Russia shelves criminal liabilities for digital currency users
Russian digital currency users won’t be facing jail time for transacting in Bitcoin, at least for now. The country’s parliament has shelved plans to impose criminal charges against digital currency users in its latest draft bill. However, this could all change in a new bill expected in the autumn session which ends by the end of the year.
Russia has been undecided about which direction its digital currency industry should take for years now. While the State Duma has sought to enforce laws that ban digital currencies and jail users, a number of ministries have pledged support for the industry and criticized Duma’s proposed laws.
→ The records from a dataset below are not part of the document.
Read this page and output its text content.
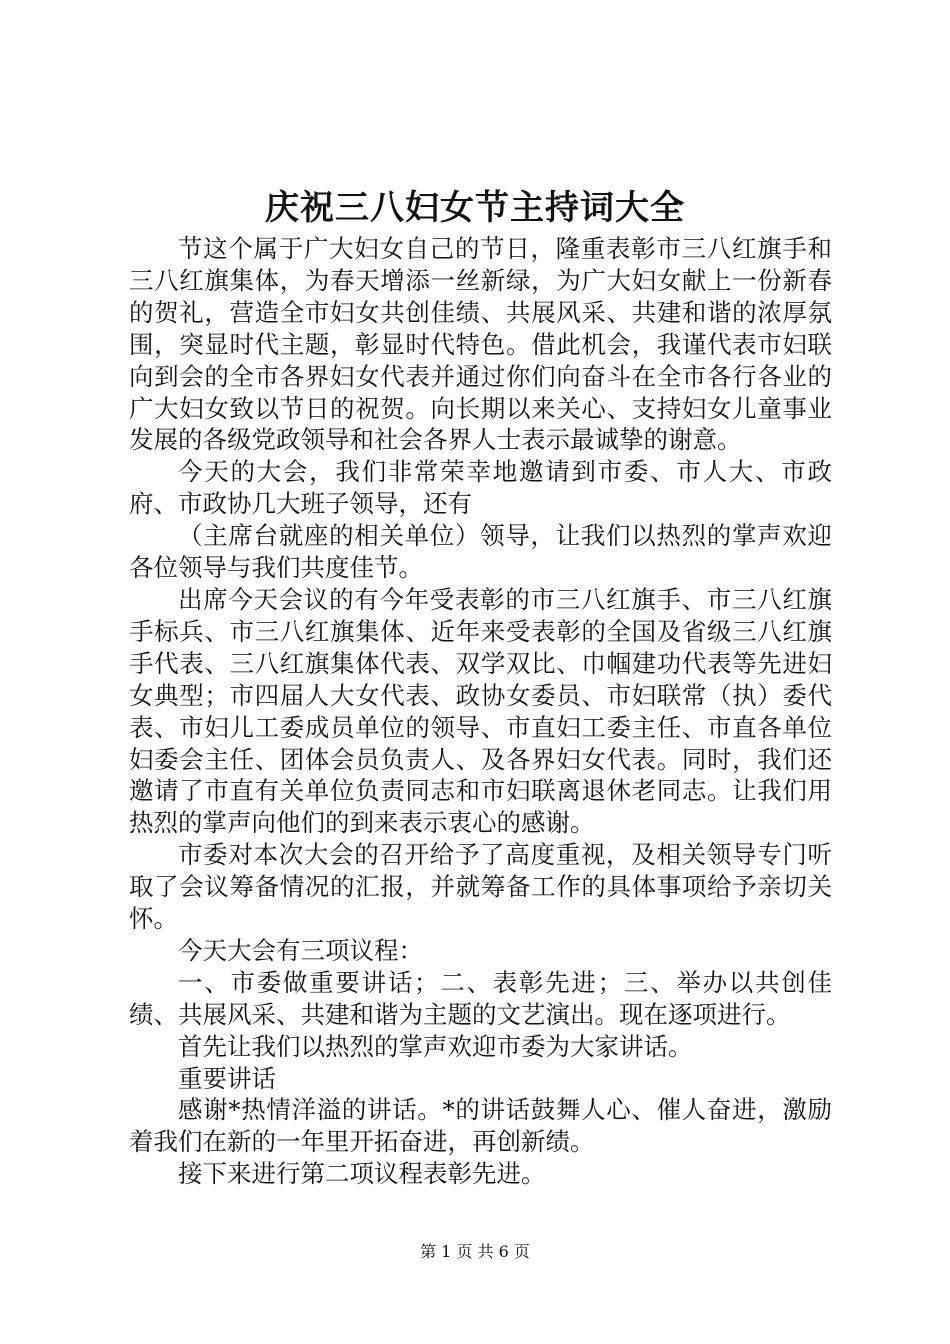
庆祝三八妇女节主持词大全

节这个属于广大妇女自己的节日，隆重表彰市三八红旗手和三八红旗集体，为春天增添一丝新绿，为广大妇女献上一份新春的贺礼，营造全市妇女共创佳绩、共展风采、共建和谐的浓厚氛围，突显时代主题，彰显时代特色。借此机会，我谨代表市妇联向到会的全市各界妇女代表并通过你们向奋斗在全市各行各业的广大妇女致以节日的祝贺。向长期以来关心、支持妇女儿童事业发展的各级党政领导和社会各界人士表示最诚挚的谢意。

今天的大会，我们非常荣幸地邀请到市委、市人大、市政府、市政协几大班子领导，还有

（主席台就座的相关单位）领导，让我们以热烈的掌声欢迎各位领导与我们共度佳节。

出席今天会议的有今年受表彰的市三八红旗手、市三八红旗手标兵、市三八红旗集体、近年来受表彰的全国及省级三八红旗手代表、三八红旗集体代表、双学双比、巾帼建功代表等先进妇女典型；市四届人大女代表、政协女委员、市妇联常（执）委代表、市妇儿工委成员单位的领导、市直妇工委主任、市直各单位妇委会主任、团体会员负责人、及各界妇女代表。同时，我们还邀请了市直有关单位负责同志和市妇联离退休老同志。让我们用热烈的掌声向他们的到来表示衷心的感谢。

市委对本次大会的召开给予了高度重视，及相关领导专门听取了会议筹备情况的汇报，并就筹备工作的具体事项给予亲切关怀。

今天大会有三项议程：

一、市委做重要讲话；二、表彰先进；三、举办以共创佳绩、共展风采、共建和谐为主题的文艺演出。现在逐项进行。

首先让我们以热烈的掌声欢迎市委为大家讲话。

重要讲话

感谢*热情洋溢的讲话。*的讲话鼓舞人心、催人奋进，激励着我们在新的一年里开拓奋进，再创新绩。

接下来进行第二项议程表彰先进。

第 1 页 共 6 页
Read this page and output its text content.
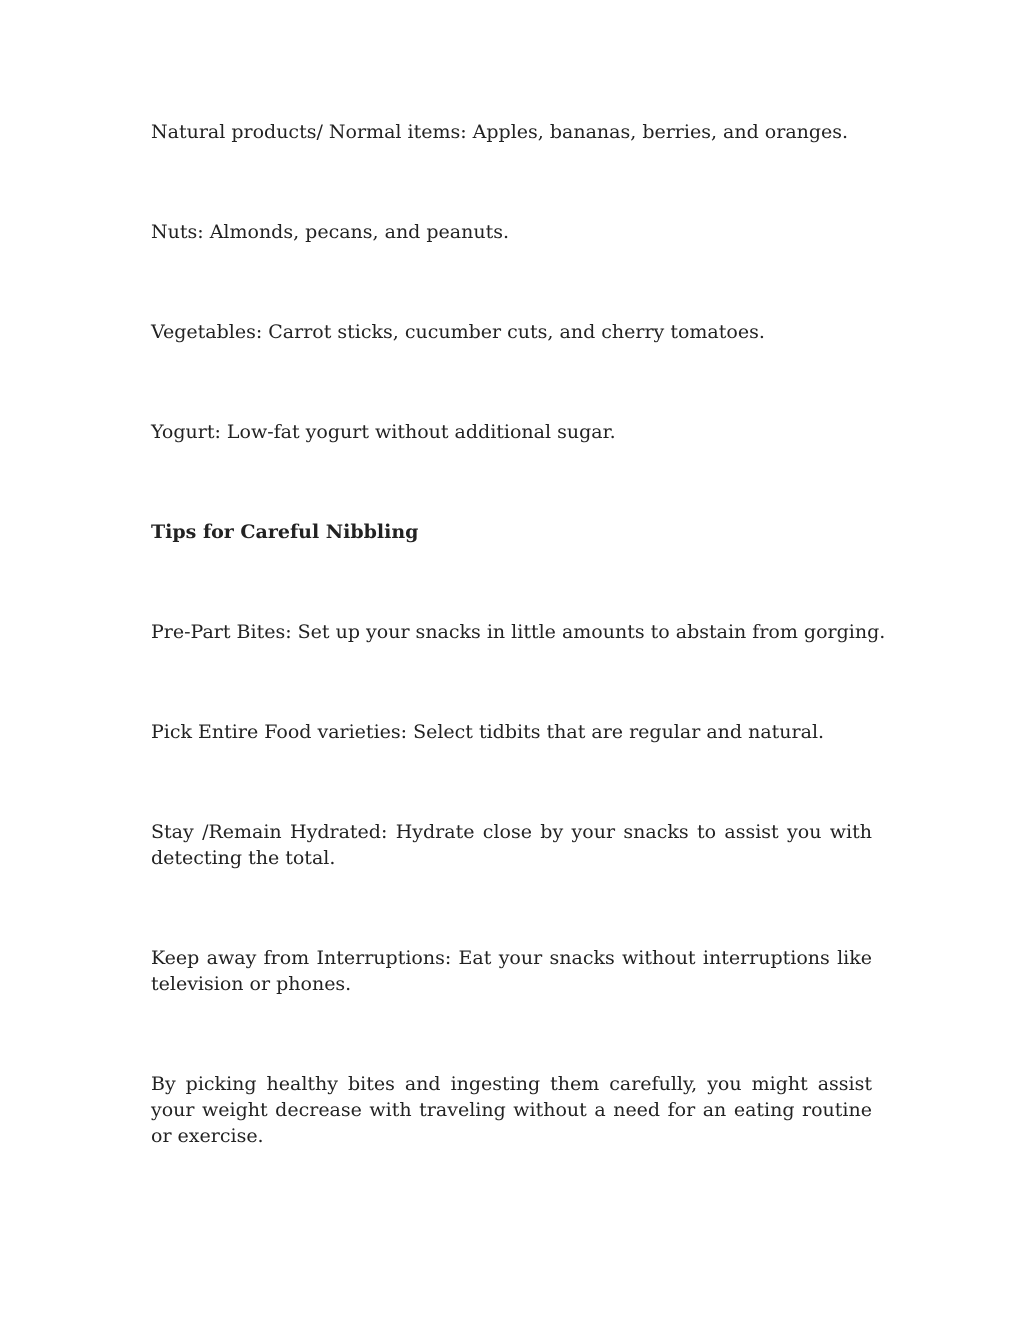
Natural products/ Normal items: Apples, bananas, berries, and oranges.

Nuts: Almonds, pecans, and peanuts.

Vegetables: Carrot sticks, cucumber cuts, and cherry tomatoes.

Yogurt: Low-fat yogurt without additional sugar.

Tips for Careful Nibbling

Pre-Part Bites: Set up your snacks in little amounts to abstain from gorging.

Pick Entire Food varieties: Select tidbits that are regular and natural.

Stay /Remain Hydrated: Hydrate close by your snacks to assist you with detecting the total.

Keep away from Interruptions: Eat your snacks without interruptions like television or phones.

By picking healthy bites and ingesting them carefully, you might assist your weight decrease with traveling without a need for an eating routine or exercise.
Recently, a draft bill by the Duma sought to totally ban digital currencies and sentence users to seven years in jail. However, according to state-run media outlet RIA Novosti, the State Duma is seeking to abandon criminal liability for digital currency users—for now.
Speaking to the outlet, Duma member Anatoly Aksakov revealed that the draft bill had sailed through the first reading and was to undergo a second reading this week. The bill retracted most of the earlier recommendations and instead focused on laying the groundwork for future regulations. Some of the segments that parliament excluded from the bill include regulations on the issuance of security tokens, the legality of smart contracts, fundraising through ICOs and block reward mining.
The draft bill recognizes digital currencies as a means of payment and a store of value but the bill also clarifies that Russia doesn’t recognize them as legal tender.
However, the digital currency industry isn’t out of the woods just yet.
“There will be a special law on digital currency, which can be adopted in the autumn session,” Aksakov revealed. The autumn session will end in December this year. This draft is expected to feature the punitive measures originally recommended for digital currency users.
Russian lawmakers had proposed a seven-year prison term for those who make payments in digital currencies, a fine of up to $7,000, or both. Companies that engaged in digital currencies would have to pay a fine of up to $13,900.
A number of Russian ministries had criticized these recommendations, urging the Duma to regulate, not ban. The Ministry for Economy and the Ministry of Justice were some of the most outspoken against the blanket ban.